Montagnier's group in France isolated HIV almost one and a half years before Gallo,[31] while Gallo's group demonstrated that the virus causes AIDS and generated much of the science that made the discovery possible, including a technique previously developed by Gallo's lab for growing T cells in the laboratory.[5] When Montagnier's group first published their discovery, they said HIV's role in causing AIDS "remains to be determined."[32]
In 1989, the investigative journalist John Crewdson[33] suggested that Gallo's lab might have misappropriated a sample of HIV isolated at the Pasteur Institute by Montagnier's group.[34] Investigations by the National Institutes of Health (NIH) and the HHS ultimately cleared Gallo's group of any wrongdoing[32] [35] and demonstrated that they had numerous isolates of HIV of their own. As part of these investigations, the United States Office of Research Integrity at the National Institutes of Health commissioned Hoffmann–La Roche scientists to analyze archival samples established at the Pasteur Institute and the Laboratory of Tumor Cell Biology (LTCB) of the National Cancer Institute between 1983 and 1985. They concluded that the virus used in Gallo's lab had come from Montagnier's lab; it was a virus from a patient that had contaminated a virus sample from another patient. On request, Montagnier's group had sent a sample of this culture to Gallo, not knowing it contained two viruses. The sample then contaminated the pooled culture on which Gallo was working.[36] On 12 December 1985 the Institut Pasteur filed suit to challenge a patent for an HIV test that had been granted on 28 May 1985 to the United States Department of Health and Human Services (HHS).[18] In 1987, the two governments agreed to split equally the proceeds from the patent,[18] naming Montagnier and Gallo co-discoverers.[32] [37] Montagnier and Gallo resumed collaborating with each other again for a chronology that appeared in Nature in 1987.[32]

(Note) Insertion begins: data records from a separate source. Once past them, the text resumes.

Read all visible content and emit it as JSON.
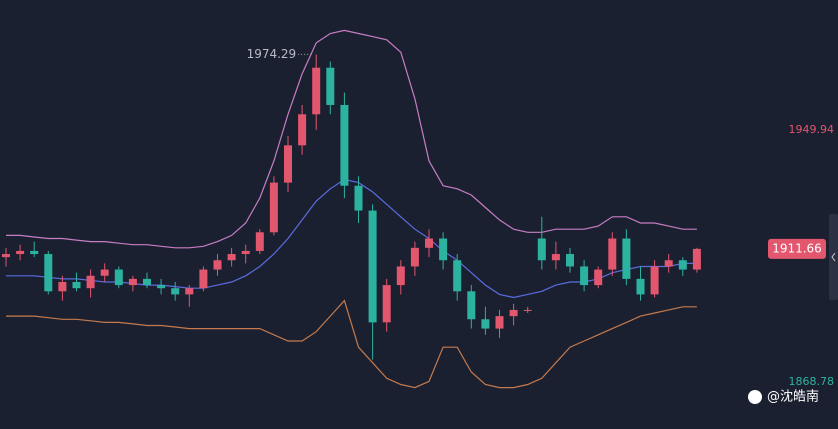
{
  "chart_data": {
    "type": "candlestick",
    "ylim": [
      1853.66,
      1991.8
    ],
    "yticks": [
      1868.78,
      1949.94
    ],
    "up_color": "#e2566e",
    "down_color": "#2bb3a0",
    "band_colors": {
      "upper": "#c77dc4",
      "mid": "#5a6ce0",
      "lower": "#c47a4c"
    },
    "open": [
      1909,
      1910,
      1911,
      1910,
      1898,
      1901,
      1899,
      1903,
      1905,
      1900,
      1902,
      1900,
      1899,
      1897,
      1899,
      1905,
      1908,
      1910,
      1911,
      1917,
      1933,
      1945,
      1955,
      1970,
      1958,
      1932,
      1924,
      1888,
      1900,
      1906,
      1912,
      1915,
      1908,
      1898,
      1889,
      1886,
      1890,
      1892,
      1915,
      1908,
      1910,
      1906,
      1900,
      1905,
      1915,
      1902,
      1897,
      1906,
      1908,
      1905
    ],
    "high": [
      1912,
      1913,
      1914,
      1911,
      1903,
      1904,
      1905,
      1907,
      1906,
      1903,
      1904,
      1902,
      1901,
      1900,
      1906,
      1910,
      1912,
      1913,
      1918,
      1935,
      1948,
      1958,
      1974.29,
      1972,
      1962,
      1935,
      1926,
      1902,
      1908,
      1914,
      1918,
      1917,
      1910,
      1900,
      1893,
      1892,
      1894,
      1893,
      1922,
      1914,
      1912,
      1908,
      1906,
      1917,
      1918,
      1906,
      1908,
      1910,
      1909,
      1912
    ],
    "low": [
      1906,
      1908,
      1909,
      1897,
      1895,
      1898,
      1896,
      1901,
      1899,
      1898,
      1899,
      1897,
      1895,
      1893,
      1898,
      1903,
      1906,
      1907,
      1910,
      1916,
      1930,
      1942,
      1950,
      1955,
      1928,
      1920,
      1876,
      1885,
      1897,
      1903,
      1909,
      1905,
      1895,
      1886,
      1884,
      1883,
      1887,
      1891,
      1905,
      1905,
      1904,
      1898,
      1899,
      1903,
      1900,
      1895,
      1896,
      1904,
      1903,
      1904
    ],
    "close": [
      1910,
      1911,
      1910,
      1898,
      1901,
      1899,
      1903,
      1905,
      1900,
      1902,
      1900,
      1899,
      1897,
      1899,
      1905,
      1908,
      1910,
      1911,
      1917,
      1933,
      1945,
      1955,
      1970,
      1958,
      1932,
      1924,
      1888,
      1900,
      1906,
      1912,
      1915,
      1908,
      1898,
      1889,
      1886,
      1890,
      1892,
      1892,
      1908,
      1910,
      1906,
      1900,
      1905,
      1915,
      1902,
      1897,
      1906,
      1908,
      1905,
      1911.66
    ],
    "upper": [
      1916,
      1916,
      1915.5,
      1915,
      1915,
      1914.5,
      1914,
      1914,
      1913.5,
      1913,
      1913,
      1912.5,
      1912,
      1912,
      1912.5,
      1914,
      1916,
      1920,
      1928,
      1940,
      1955,
      1968,
      1978,
      1981,
      1982,
      1981,
      1980,
      1979,
      1975,
      1960,
      1940,
      1932,
      1931,
      1929,
      1925,
      1921,
      1918,
      1917,
      1917,
      1918,
      1918,
      1918,
      1919,
      1922,
      1922,
      1920,
      1920,
      1919,
      1918,
      1918
    ],
    "mid": [
      1903,
      1903,
      1903,
      1902.5,
      1902,
      1902,
      1901.5,
      1901,
      1901,
      1900.5,
      1900,
      1900,
      1899.5,
      1899,
      1899,
      1900,
      1901,
      1903,
      1906,
      1910,
      1915,
      1921,
      1927,
      1931,
      1934,
      1933,
      1930,
      1926,
      1922,
      1918,
      1915,
      1911,
      1908,
      1904,
      1900,
      1897,
      1896,
      1897,
      1898,
      1900,
      1901,
      1901,
      1902,
      1904,
      1905,
      1906,
      1906,
      1906,
      1907,
      1907
    ],
    "lower": [
      1890,
      1890,
      1890,
      1889.5,
      1889,
      1889,
      1888.5,
      1888,
      1888,
      1887.5,
      1887,
      1887,
      1886.5,
      1886,
      1886,
      1886,
      1886,
      1886,
      1886,
      1884,
      1882,
      1882,
      1885,
      1890,
      1895,
      1880,
      1875,
      1870,
      1868,
      1867,
      1869,
      1880,
      1880,
      1872,
      1868,
      1867,
      1867,
      1868,
      1870,
      1875,
      1880,
      1882,
      1884,
      1886,
      1888,
      1890,
      1891,
      1892,
      1893,
      1893
    ],
    "watermark": "@沈皓南"
  }
}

In the November 29, 2002 issue of Science, Gallo and Montagnier published a series of articles, one of which was co-written by both scientists, in which they acknowledged the pivotal roles that each had played in the discovery of HIV,[38] [39] [40] as well as a historical review in the New England Journal of Medicine.[41]

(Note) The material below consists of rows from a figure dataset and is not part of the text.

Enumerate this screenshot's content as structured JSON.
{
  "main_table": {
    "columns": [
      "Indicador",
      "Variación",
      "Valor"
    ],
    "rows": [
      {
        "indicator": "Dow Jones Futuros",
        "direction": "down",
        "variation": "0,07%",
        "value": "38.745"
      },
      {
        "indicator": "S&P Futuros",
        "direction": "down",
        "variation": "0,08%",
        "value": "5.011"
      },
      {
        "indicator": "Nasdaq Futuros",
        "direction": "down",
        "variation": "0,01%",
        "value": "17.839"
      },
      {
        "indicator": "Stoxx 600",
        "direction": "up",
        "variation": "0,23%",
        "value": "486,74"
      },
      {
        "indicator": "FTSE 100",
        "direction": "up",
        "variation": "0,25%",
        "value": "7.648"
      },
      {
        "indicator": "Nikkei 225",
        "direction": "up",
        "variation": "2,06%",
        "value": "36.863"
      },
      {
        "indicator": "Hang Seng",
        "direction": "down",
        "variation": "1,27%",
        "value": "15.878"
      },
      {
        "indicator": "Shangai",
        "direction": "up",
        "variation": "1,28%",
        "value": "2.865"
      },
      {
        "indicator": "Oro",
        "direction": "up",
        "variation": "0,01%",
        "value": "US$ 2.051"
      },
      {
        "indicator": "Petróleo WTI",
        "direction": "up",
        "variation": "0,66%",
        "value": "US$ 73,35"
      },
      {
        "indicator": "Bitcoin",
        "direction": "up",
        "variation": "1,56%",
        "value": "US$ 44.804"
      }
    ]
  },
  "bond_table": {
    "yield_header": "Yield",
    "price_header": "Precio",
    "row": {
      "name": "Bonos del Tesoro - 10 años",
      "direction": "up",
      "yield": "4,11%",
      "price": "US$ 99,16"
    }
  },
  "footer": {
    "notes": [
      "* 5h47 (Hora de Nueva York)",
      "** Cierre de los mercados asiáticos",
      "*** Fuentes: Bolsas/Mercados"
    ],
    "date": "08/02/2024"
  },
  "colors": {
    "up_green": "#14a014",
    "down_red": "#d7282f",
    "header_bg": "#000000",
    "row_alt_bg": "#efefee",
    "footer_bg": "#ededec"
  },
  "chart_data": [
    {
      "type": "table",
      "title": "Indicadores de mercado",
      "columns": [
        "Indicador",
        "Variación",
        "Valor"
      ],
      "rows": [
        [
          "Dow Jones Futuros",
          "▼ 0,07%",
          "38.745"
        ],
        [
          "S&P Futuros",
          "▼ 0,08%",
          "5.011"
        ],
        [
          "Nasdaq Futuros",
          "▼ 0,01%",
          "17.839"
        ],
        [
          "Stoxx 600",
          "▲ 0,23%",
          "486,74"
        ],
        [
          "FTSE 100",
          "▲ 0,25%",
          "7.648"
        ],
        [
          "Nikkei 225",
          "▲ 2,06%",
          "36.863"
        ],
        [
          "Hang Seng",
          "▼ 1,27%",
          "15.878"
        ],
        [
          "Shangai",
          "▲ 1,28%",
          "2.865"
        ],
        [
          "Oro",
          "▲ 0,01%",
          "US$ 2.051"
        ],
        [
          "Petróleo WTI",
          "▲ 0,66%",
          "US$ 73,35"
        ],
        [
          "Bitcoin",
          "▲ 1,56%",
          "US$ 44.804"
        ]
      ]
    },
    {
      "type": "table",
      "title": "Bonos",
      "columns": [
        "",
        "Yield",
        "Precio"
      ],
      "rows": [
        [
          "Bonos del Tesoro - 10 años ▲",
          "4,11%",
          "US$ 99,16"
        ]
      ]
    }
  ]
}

In 2008, Montagnier and his colleague Françoise Barré-Sinoussi from the Institut Pasteur were awarded the Nobel Prize in Physiology or Medicine for their work on the discovery of HIV.[42] Harald zur Hausen also shared the Prize for his discovery that human papilloma viruses lead to cervical cancer,[42] but Gallo was left out.[32] Gallo said that it was "a disappointment" that he was not named a co-recipient.[43] Montagnier said he was "surprised" Gallo was not recognized by the Nobel Committee: "It was important to prove that HIV was the cause of AIDS, and Gallo had a very important role in that. I'm very sorry for Robert Gallo."[32]

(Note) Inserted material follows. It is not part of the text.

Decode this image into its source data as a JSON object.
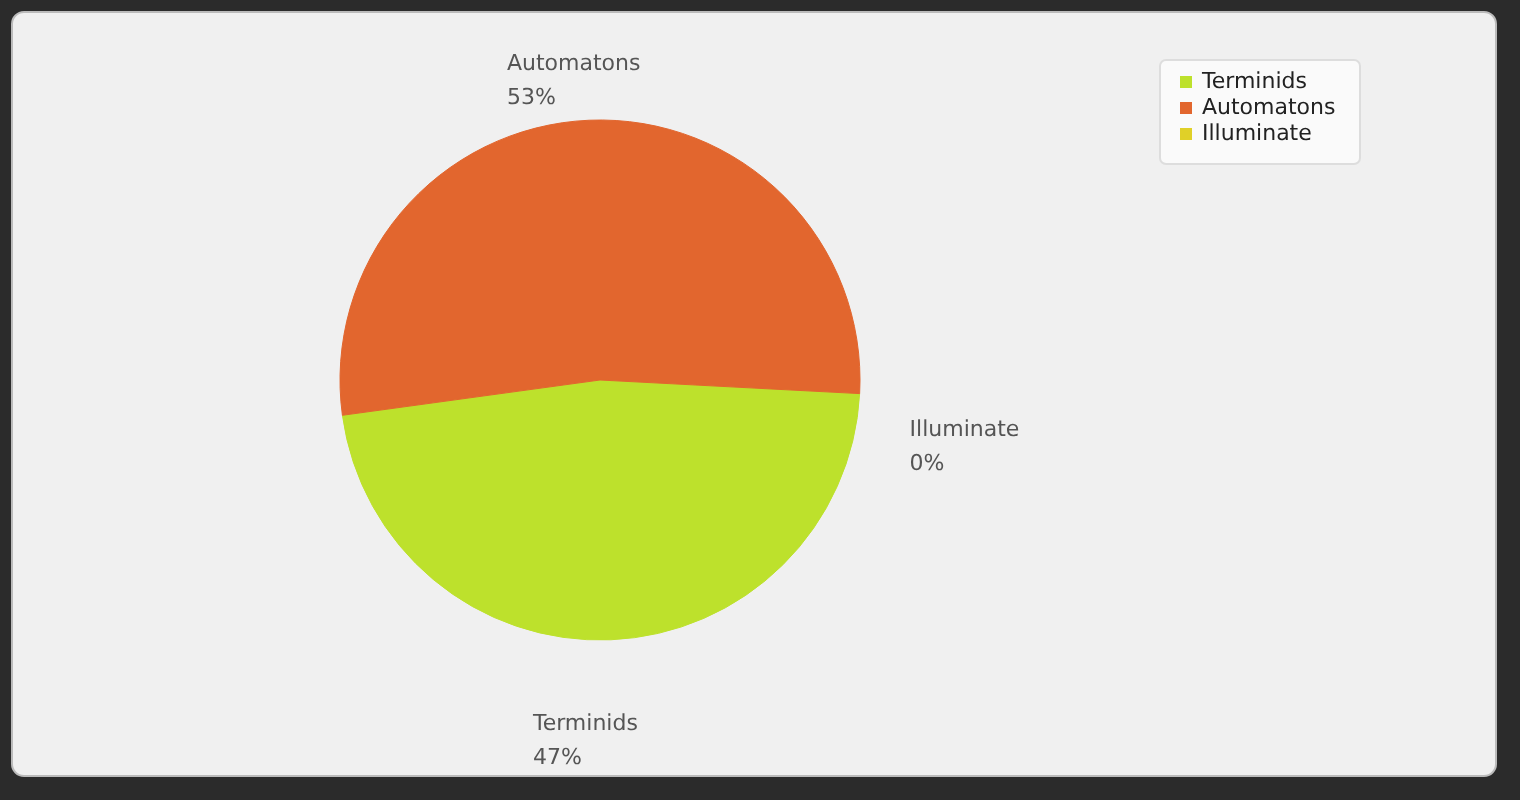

In 2005, Gallo co-founded Profectus BioSciences, Inc., a biotechnology company. Profectus develops and commercializes technologies to reduce the morbidity and mortality caused by human viral diseases, including HIV.[44]
In March 2011, Gallo founded the Global Virus Network in conjunction with William Hall of University College Dublin and Reinhard Kurth of the Robert Koch Institute. The network's goals include increasing collaboration among virus scholars, expanding virologist training programs, and overcoming gaps in research, especially during the early stages of viral epidemics.[45]